What the hell were they thinking? That he would escape? That someone else would try to save him (and that would be a bad thing)? That it wasn’t their job to do anything about it? That he obviously wanted to kill himself, so they did him a service by leaving him there? That only trained medical personnel would be able to take him down? The incompetence and negligence is so frightening.
This is only the latest of a series of examples of how bad our correctional treatment system is working. Only in the last few days, it was exposed that in 2005, a seriously ill man with pneumonia were left to slowly die in a jail cell in Nyköping. The guards thought that the man had drug abstinence so they did nothing about it, although several doctors say that his symptoms were nothing like those typically associated with abstinence. They guards documented the man’s condition in a protocol, but they didn’t care enough to call a doctor and explain the symptoms, or to take him to a hospital.

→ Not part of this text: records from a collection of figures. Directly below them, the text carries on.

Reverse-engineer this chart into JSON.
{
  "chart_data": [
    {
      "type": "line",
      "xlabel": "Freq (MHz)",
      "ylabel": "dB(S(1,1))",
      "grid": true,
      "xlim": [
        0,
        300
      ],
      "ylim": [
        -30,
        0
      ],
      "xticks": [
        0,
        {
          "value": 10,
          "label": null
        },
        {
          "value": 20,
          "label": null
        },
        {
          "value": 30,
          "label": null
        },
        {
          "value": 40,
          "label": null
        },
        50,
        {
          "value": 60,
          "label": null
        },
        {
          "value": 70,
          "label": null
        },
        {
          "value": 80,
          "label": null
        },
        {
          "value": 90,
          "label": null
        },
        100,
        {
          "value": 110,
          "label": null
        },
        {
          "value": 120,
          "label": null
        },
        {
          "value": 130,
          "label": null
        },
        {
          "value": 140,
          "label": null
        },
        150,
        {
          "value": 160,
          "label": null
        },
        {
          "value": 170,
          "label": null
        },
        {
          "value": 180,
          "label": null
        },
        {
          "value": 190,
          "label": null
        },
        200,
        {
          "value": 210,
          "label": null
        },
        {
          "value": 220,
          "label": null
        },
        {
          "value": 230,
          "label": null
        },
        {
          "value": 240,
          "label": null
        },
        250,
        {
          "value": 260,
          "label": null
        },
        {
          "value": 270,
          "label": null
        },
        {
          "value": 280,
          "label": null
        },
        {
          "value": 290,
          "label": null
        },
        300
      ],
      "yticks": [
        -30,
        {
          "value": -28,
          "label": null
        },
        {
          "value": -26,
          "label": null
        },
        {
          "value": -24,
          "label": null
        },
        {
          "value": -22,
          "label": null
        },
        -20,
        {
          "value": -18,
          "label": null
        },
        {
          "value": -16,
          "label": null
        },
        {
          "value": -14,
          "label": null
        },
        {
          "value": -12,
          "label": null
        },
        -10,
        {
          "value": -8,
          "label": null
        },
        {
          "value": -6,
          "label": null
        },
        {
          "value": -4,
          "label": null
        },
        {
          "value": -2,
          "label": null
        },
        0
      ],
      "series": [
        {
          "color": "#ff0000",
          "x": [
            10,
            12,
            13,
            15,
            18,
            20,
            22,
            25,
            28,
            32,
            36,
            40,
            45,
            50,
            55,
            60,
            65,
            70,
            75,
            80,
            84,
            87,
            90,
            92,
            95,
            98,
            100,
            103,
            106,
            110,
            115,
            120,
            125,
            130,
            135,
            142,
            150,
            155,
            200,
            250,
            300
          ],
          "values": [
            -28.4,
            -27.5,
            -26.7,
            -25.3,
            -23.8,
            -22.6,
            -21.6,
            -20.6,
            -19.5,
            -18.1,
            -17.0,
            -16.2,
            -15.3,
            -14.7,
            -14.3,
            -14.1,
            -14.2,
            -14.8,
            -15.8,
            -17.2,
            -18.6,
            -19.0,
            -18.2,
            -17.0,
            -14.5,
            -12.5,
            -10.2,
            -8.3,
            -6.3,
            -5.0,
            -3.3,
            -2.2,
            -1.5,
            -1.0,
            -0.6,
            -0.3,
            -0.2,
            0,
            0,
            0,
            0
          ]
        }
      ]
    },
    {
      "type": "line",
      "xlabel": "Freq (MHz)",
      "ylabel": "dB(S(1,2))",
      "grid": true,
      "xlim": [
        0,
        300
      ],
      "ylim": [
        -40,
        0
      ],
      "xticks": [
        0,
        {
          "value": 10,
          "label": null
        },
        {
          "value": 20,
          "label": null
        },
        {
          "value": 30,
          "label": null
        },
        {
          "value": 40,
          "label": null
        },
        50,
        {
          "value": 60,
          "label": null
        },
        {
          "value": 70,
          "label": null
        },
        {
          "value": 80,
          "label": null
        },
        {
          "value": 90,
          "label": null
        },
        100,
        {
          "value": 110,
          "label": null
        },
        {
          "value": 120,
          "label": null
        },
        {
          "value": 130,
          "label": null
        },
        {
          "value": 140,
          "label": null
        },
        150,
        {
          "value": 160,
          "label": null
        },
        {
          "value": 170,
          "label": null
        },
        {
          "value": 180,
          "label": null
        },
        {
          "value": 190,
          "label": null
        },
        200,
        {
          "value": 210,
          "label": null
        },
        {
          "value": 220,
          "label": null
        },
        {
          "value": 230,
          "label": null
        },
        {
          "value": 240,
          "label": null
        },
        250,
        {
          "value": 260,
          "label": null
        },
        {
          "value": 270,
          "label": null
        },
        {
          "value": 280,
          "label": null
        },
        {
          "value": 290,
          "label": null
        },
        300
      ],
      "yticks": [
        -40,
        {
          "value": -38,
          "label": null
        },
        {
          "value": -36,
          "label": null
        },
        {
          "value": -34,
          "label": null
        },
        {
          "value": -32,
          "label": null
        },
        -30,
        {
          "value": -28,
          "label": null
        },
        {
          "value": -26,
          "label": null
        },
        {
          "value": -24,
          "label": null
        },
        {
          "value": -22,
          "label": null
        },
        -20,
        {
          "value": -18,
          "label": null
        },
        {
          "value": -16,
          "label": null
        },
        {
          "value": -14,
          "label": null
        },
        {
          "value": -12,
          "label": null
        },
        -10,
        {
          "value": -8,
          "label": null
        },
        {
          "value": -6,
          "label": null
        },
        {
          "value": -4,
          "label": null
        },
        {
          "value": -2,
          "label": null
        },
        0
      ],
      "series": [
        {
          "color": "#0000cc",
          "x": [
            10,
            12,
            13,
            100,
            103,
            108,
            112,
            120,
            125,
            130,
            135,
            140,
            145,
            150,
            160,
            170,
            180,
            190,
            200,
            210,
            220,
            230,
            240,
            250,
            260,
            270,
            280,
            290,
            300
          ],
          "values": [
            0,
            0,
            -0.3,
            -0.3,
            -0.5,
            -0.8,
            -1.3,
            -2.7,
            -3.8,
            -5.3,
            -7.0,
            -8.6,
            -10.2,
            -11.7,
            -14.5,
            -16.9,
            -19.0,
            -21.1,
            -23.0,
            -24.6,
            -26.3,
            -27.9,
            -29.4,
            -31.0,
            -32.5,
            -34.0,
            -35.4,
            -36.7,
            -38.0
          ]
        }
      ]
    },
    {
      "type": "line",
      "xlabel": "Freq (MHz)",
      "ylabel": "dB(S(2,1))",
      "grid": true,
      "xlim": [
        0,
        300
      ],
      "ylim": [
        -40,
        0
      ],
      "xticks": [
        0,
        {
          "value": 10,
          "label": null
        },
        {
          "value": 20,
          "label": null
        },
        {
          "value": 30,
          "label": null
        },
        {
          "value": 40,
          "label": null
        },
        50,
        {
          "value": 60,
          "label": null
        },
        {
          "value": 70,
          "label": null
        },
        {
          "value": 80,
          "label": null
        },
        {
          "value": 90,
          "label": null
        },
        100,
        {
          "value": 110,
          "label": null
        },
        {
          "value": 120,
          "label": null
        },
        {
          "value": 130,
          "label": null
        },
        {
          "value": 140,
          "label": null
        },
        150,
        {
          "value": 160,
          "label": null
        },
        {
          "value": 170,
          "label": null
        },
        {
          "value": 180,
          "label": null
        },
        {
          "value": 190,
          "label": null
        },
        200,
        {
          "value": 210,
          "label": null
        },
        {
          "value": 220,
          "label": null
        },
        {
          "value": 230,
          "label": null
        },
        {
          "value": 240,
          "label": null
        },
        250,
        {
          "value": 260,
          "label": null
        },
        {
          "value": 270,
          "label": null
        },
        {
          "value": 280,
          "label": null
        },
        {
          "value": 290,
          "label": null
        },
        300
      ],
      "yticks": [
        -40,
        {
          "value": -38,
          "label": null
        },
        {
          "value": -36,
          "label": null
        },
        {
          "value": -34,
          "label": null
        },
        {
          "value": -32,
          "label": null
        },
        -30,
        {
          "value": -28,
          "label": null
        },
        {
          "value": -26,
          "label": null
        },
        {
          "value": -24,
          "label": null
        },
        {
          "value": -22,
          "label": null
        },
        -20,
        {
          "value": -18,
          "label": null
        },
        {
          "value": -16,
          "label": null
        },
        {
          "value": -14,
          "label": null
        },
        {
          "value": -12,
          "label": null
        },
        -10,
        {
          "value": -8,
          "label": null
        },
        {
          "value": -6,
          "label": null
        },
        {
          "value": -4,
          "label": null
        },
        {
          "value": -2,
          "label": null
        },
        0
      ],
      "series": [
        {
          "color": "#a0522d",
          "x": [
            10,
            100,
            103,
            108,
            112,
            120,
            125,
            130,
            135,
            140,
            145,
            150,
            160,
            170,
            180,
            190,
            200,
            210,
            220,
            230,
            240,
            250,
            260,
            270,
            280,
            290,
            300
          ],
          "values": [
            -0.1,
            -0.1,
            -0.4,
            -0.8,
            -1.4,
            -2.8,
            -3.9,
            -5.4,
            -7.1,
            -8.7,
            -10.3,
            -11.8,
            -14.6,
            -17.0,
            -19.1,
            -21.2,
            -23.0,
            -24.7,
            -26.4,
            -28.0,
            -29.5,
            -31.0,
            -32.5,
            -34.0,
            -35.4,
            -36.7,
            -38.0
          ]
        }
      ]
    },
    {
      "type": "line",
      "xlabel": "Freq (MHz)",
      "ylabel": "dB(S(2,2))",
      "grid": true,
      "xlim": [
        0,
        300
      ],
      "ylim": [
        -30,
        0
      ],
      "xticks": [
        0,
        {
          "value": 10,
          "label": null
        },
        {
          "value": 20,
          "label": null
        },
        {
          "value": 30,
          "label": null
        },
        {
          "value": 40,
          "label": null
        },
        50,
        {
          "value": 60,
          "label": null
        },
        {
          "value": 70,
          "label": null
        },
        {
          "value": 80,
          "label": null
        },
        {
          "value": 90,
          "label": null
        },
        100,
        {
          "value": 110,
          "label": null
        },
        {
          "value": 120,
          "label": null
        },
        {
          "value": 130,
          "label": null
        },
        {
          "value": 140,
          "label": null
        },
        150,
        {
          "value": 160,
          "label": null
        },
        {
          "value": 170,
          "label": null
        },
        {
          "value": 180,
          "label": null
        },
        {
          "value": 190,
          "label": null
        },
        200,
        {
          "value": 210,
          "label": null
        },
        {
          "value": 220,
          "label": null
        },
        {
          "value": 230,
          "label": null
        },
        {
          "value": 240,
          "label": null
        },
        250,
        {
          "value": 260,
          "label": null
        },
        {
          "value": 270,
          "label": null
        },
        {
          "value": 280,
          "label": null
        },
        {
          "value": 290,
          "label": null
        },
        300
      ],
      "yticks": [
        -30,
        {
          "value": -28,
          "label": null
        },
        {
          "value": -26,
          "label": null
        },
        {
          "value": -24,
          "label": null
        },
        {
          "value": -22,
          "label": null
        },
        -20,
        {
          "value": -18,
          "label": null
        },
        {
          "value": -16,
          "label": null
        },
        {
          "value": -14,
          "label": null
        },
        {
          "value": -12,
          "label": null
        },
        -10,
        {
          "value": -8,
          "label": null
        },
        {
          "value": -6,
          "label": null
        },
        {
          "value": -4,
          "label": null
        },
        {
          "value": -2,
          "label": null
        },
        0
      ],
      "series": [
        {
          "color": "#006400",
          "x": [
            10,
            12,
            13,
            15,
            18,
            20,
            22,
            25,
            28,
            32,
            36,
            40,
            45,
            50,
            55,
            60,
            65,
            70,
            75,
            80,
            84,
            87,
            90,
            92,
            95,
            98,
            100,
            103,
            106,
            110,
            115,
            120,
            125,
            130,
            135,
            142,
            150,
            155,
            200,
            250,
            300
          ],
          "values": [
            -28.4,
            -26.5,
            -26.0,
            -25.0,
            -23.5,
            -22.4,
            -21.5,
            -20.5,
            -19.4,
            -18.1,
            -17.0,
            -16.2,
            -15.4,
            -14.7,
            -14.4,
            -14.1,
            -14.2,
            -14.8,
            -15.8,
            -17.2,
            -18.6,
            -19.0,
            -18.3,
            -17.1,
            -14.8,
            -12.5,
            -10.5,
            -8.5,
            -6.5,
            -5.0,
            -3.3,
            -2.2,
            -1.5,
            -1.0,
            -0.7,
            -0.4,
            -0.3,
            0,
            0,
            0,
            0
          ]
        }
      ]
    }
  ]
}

Both these men could be alive today had the personnel done their job properly. And the main responsibility lies with the director-general of the Swedish Prisons and Probations Administration, Lars Nylén. Some of his staff is clearly untrained on what to do in an emergency; the policies and protocols on how to handle suicide attempts, ill detainees and other such situation are clearly lacking or not communicated down to the personnel; and some personnel seems to have a frightening disregard for human life, which means they are unfit for their job. Or maybe they though that this was a proper punishment for the jailed person, in which case they are also unfit for their job.